Önemli bir konuya dikkat çekmiş ve yerinde bir uyarıda bulunmuşsunuz. Ancak
aşağıda anlatacağım hadiseden sonra bu uyarının yalnızca İzmir'deki hakim ve
savcılara yöneltilmiş olmasının eksikliğini siz de göreceksiniz.

Hadise 2004 yılının son günlerinde başıma geldi.
Günümüz İstanbul'unda vaka-i adiyeden kabul edilen ve tam Kadıköy/Bahariye
Caddesi üzerinde adliye önünde gerçekleşen bir olay nedeniyle akşam saat 21.00
sıralarında şikayette bulunmak üzere Kadıköy Adliyesi'ne gittim.

Adliye'nin kapısına yaklaştığımda içerideki yaşlıca bir bekçiye avukat kimliğimi
de göstererek nöbetçi savcı ile görüşmek istediğimi belirttim.

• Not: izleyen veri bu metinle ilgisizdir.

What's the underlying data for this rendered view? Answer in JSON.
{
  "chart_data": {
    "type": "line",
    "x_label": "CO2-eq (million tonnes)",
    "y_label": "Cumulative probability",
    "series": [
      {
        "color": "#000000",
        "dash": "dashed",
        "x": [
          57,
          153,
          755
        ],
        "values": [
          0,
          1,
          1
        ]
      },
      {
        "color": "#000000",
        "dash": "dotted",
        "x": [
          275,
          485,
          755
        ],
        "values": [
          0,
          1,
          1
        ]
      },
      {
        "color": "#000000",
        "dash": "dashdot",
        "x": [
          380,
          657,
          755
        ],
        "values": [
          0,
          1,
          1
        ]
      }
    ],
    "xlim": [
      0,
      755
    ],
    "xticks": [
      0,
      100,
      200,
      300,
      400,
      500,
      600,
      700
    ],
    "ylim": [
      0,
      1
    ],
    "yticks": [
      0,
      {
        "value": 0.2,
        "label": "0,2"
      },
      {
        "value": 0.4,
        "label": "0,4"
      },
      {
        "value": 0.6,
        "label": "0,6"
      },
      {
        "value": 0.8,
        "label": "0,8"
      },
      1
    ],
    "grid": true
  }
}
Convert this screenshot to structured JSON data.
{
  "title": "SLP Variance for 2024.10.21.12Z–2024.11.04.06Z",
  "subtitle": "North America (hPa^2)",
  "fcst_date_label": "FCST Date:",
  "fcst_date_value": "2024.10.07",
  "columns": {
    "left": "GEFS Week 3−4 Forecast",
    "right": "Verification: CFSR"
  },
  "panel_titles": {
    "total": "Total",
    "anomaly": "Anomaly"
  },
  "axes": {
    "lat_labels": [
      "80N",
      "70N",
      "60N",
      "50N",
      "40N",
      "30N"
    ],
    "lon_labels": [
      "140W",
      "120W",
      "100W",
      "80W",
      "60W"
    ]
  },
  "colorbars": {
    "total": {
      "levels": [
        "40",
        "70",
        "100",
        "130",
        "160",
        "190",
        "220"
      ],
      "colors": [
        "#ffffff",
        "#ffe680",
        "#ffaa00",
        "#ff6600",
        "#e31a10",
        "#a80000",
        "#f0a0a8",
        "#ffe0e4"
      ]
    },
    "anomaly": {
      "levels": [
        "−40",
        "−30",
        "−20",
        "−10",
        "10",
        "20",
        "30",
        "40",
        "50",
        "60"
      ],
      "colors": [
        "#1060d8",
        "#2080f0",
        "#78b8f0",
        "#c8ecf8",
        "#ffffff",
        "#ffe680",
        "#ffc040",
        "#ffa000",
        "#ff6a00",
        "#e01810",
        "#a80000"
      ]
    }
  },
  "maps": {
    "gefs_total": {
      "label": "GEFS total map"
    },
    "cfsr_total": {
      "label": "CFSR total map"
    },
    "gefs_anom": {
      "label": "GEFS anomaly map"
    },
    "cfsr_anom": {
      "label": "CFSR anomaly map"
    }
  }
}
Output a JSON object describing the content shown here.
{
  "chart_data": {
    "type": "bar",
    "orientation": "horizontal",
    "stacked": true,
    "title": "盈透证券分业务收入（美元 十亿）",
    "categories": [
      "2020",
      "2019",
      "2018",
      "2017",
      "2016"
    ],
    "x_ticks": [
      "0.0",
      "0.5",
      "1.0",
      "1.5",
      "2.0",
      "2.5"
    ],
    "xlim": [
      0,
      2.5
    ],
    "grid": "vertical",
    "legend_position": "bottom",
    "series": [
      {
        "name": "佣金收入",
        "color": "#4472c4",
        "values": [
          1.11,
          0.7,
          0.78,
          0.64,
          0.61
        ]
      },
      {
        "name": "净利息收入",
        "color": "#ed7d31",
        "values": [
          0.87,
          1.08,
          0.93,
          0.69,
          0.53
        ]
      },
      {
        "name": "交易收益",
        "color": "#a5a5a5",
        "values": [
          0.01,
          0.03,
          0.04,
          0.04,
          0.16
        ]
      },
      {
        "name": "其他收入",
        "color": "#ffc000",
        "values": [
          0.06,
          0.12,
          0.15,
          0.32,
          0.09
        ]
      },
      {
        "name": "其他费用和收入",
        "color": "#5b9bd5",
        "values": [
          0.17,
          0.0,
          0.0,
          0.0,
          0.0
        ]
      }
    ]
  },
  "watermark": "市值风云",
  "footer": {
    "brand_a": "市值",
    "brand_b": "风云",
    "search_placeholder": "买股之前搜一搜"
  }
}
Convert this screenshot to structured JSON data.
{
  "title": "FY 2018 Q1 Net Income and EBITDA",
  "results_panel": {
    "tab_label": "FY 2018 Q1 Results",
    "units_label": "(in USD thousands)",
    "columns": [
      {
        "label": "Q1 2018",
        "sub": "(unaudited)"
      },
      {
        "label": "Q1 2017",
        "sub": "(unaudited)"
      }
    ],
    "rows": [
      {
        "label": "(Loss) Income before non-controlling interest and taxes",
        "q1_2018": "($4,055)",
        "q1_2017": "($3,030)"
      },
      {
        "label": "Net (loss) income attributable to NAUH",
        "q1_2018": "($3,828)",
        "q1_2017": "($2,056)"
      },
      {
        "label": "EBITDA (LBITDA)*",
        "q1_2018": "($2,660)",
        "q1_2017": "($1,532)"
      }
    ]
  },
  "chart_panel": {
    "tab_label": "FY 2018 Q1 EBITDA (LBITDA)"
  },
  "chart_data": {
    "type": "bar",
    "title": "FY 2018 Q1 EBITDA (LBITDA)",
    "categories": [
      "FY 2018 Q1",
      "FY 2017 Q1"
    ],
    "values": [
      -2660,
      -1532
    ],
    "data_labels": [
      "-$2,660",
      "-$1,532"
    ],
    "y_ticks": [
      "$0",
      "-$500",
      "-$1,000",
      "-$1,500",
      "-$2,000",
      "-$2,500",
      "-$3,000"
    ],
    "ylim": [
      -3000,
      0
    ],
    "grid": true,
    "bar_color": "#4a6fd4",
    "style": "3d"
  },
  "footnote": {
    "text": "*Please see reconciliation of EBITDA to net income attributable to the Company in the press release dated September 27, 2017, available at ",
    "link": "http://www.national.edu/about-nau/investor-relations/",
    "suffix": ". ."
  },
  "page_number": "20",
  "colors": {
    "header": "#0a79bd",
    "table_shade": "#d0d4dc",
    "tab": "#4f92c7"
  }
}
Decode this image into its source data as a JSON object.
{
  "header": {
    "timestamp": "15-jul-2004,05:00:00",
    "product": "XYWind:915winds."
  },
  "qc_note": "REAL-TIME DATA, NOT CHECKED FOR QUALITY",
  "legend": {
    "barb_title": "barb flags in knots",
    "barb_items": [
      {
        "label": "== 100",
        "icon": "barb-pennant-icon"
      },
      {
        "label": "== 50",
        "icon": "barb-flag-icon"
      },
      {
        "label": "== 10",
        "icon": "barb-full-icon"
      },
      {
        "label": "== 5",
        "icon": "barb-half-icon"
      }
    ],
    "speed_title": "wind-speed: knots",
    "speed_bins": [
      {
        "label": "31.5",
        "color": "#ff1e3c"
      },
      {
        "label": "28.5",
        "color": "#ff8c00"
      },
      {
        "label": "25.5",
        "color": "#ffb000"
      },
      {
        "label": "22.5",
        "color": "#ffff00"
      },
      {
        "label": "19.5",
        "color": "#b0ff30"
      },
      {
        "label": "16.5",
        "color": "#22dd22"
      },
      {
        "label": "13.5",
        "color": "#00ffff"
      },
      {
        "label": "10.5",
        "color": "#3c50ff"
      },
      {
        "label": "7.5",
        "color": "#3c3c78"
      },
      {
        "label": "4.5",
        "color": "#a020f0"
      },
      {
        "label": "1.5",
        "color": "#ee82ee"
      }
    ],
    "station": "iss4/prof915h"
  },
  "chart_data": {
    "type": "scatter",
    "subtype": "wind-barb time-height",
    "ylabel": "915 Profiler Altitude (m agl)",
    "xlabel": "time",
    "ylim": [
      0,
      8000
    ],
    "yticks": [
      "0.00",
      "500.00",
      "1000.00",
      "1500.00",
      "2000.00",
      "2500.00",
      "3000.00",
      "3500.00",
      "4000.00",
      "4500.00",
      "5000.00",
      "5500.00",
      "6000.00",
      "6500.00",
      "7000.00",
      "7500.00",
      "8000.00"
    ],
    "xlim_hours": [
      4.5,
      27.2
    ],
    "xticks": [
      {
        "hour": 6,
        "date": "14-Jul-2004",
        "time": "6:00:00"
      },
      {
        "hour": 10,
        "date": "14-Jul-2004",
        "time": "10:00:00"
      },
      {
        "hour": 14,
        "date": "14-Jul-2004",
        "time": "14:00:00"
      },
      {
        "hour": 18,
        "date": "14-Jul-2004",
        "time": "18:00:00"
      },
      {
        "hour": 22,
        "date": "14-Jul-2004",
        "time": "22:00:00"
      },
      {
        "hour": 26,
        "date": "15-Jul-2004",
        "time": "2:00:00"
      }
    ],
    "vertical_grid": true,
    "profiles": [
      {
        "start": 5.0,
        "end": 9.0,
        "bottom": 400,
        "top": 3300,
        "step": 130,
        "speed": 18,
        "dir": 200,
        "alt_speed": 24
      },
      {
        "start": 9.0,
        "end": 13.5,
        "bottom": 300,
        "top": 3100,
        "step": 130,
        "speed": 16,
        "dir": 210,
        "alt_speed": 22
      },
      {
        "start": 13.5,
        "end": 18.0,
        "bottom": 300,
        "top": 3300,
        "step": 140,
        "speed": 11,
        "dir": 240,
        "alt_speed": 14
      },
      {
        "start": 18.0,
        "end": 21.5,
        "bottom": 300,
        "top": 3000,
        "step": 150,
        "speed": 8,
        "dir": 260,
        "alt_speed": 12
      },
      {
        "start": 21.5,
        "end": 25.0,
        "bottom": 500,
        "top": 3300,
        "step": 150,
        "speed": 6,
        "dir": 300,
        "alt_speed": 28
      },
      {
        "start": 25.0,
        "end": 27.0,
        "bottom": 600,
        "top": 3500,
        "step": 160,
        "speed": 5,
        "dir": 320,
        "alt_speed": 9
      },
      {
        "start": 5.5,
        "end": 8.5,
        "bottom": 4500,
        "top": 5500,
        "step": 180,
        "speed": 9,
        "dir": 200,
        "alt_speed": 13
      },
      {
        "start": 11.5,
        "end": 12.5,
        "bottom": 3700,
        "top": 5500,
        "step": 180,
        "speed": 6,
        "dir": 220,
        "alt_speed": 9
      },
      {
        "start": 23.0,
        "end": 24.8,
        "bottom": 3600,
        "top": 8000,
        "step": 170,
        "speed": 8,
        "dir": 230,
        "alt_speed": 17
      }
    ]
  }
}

Bekçi bana önce kaç yıllık avukat olduğumu sordu. Ben de konuyla ne ilgisini
olduğunu sorunca "Bu saatte savcının ne işi olur adliyede?" diye cevap verdi.

"Yahu bu adamın işi bu, bu saatte daha ciddi bir hadise olsa nasıl ulaşacağız bu
adama?" diye söylenirken bekçi bana cep telefonu olduğunu söyledi. Savcının
telefonunu istedim ama kendisini rahatsız edemeyeceğini belirtti bana.

Bizim bekçi bana rahatsız etmeyeyim diye Savcı Bey'in numarasını vermedi ama
eksik olmasın akıl vermeyi ihmal etmedi : "Senin elinde yazılı dilekçe de yok.
Dilekçesiz başvuru kabul edilir mi, nasıl avukatsın sen?"

Hadi o akşam ben ulaşamadım Savcı Bey'e/Hakim Bey'e, nihayetinde çok da önemli
bir mesele değildi benimkisi. Peki ya o akşam Hakim/Savcı Beyi rahatsız etmemek
için ulaşması zorunlu olan polisler, vatandaşlar da ulaşamadıysa ?... Buna bağlı
bir sürü varsayım üretebiliriz hepimiz.

Sonuç itibarıyla, yalnızca İzmir'de görev yapan hakim ve savcılar değil en
azından benim anlattığım hadisenin gerçekleştiği akşam Kadıköy'de
görevli/nöbetçi olan hakim ve savcılarda görevlerinin başında değildi.